Hospitals and makeshift clinics in rebel-held eastern neighbourhoods were filling up with casualties from a week of fighting in the city, a commercial hub drawn into the 16-month-long revolt against President Bashar al-Assad.

"Some days we get around 30, 40 people, not including the bodies," said a young medic in one clinic. "A few days ago we got 30 injured and maybe 20 corpses, but half of those bodies were ripped to pieces. We can't figure out who they are."

The opposition Syrian Observatory for Human Rights said 40 people, 30 of them civilians, were killed in Syria on Monday. Two rebel fighters died in Salaheddine.

Outgunned rebel fighters, patrolling in flat-bed trucks flying green-white-and-black "independence" flags, said they were holding out in Salaheddine despite a battering by the army's heavy weapons and helicopter gunships.

A fighter jet flew overhead, a reminder of the overwhelming military advantage still enjoyed by government forces.

"We always knew the regime's grave would be Aleppo," said Mohammed, a young fighter, fingering the bullets in his tattered brown ammunition vest.

"Damascus is the capital, but here we have a fourth of the country's population and the entire force of its economy. Bashar's forces will be buried here."

So far, however, the government's superiority on the ground means rebels have had little success in holding on to urban territory. The rebels made a major push into Damascus two weeks ago, but were driven out.

The Syrian government has said it has recaptured Salaheddine. Reuters’ journalists in Aleppo have not been able to reach the neighbourhood to verify who holds it.

The army's assault on Salaheddine echoed its tactics in Damascus earlier this month when it used its overwhelming firepower to mop up rebel fighters district by district.

Assad's forces are determined not to let go of Aleppo, where defeat would be a serious strategic and psychological blow.

Military experts believe the rebels are too lightly armed and poorly commanded to overcome the army, whose artillery pounds the city at will and whose gunships control the skies.

"Yesterday they were shelling the area at a rate of two shells a minute. We couldn't move at all," a man calling himself a spokesman for the "Aleppo Revolution" said on Monday. "It's not true at all that the regime's forces are in Salaheddine."

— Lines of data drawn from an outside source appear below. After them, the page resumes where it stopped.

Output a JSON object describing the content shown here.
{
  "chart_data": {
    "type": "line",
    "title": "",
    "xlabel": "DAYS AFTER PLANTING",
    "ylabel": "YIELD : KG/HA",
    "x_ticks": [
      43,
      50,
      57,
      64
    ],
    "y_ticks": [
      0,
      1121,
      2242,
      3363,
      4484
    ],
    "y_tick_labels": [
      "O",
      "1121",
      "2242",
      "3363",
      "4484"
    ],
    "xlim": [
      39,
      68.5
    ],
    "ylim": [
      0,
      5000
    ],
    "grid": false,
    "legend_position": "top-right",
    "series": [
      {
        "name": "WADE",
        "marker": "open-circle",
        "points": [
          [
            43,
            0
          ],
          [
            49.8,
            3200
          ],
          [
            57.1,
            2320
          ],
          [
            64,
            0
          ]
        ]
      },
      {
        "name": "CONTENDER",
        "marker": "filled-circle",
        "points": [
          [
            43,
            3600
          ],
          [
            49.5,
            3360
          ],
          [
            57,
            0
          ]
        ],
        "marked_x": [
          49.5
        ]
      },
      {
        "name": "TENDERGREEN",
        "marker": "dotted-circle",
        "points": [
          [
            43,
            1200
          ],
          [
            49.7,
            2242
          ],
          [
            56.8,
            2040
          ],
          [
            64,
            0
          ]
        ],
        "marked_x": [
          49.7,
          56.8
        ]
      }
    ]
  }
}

Warfare has stilled the usual commercial bustle in this city of 2.5 million. Vegetable markets are open but few people are buying. Instead, crowds of sweating men and women wait nearly three hours to buy limited amounts of heavily subsidized bread.

In a city where loyalties have been divided, with sections of the population in favour of the Assad government, some seemed wary of speaking out in the presence of the fighters, many of whom have been drafted in from surrounding areas.